Le gouvernement s’apprête à réformer le congé parental, clamant vouloir favoriser un meilleur partage entre les pères et les mères. Mais derrière cette façade d’égalité se cache une réalité bien moins reluisante : une attaque directe contre les droits des femmes et des familles, avec une économie de 405 millions d’euros pour l’État à la clé.

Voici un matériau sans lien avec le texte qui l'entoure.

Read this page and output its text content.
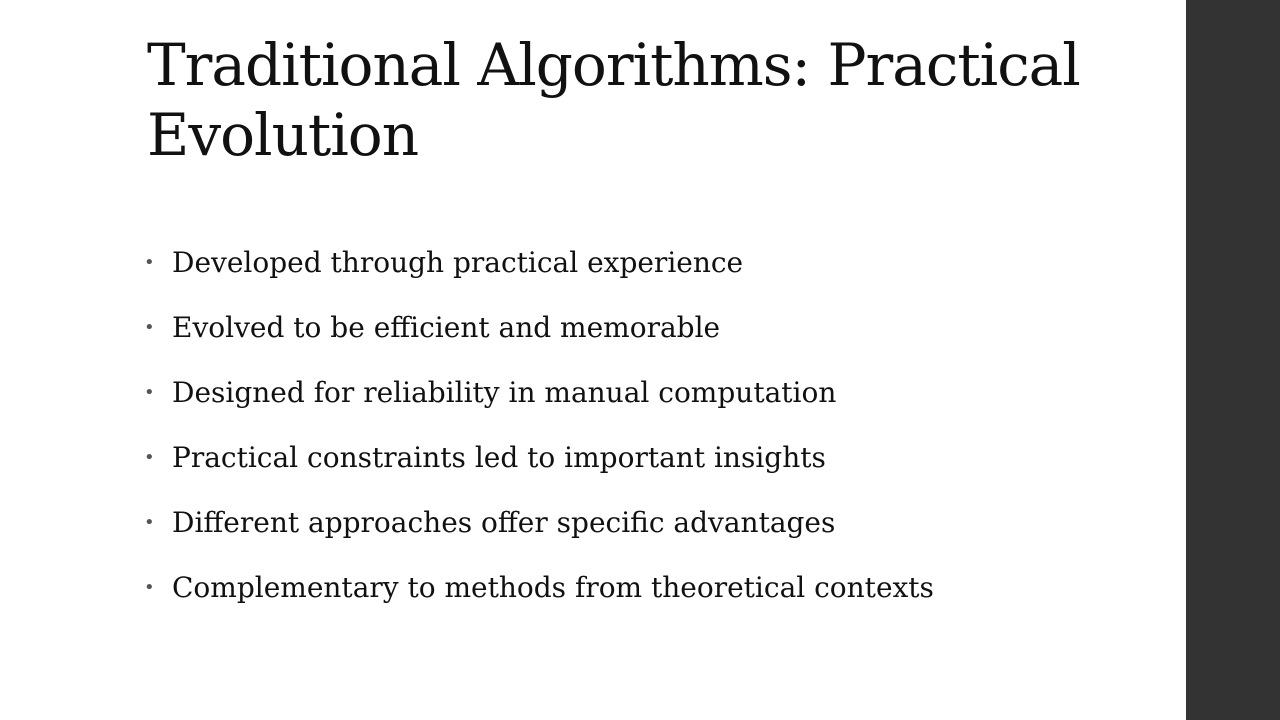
Traditional Algorithms: Practical Evolution
• Developed through practical experience
• Evolved to be efficient and memorable
• Designed for reliability in manual computation
• Practical constraints led to important insights
• Different approaches offer specific advantages
• Complementary to methods from theoretical contexts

« Sous couvert de remédier à une inégalité homme-femme, l’État va rogner les droits des femmes, et donc des familles, faisant au passage une économie de 405 millions d’euros. »
Ce que le Projet de Loi Vise à Changer : Moins de Droits, Plus de Contraintes
Le projet de loi pour l’égalité entre les hommes et les femmes, qui devait être présenté le 3 juillet en Conseil des ministres, prévoit de rendre obligatoire un partage du temps de congé parental. Concrètement, voici les mesures qui vont impacter des milliers de familles :
- Pour les parents d’un seul enfant : Le droit actuel de six mois de congé parental pourra être étendu de six mois supplémentaires, mais à la condition expresse que ce soit le second parent qui en bénéficie. Finie la liberté de choix !
- À partir de deux enfants : Le congé parental, actuellement d’une durée de trois ans, sera raccourci à deux ans et demi pour un parent. Les six mois restants ne pourront être pris que par l’autre parent. Une durée réduite et une obligation de partage qui ne tient pas compte des réalités familiales et professionnelles.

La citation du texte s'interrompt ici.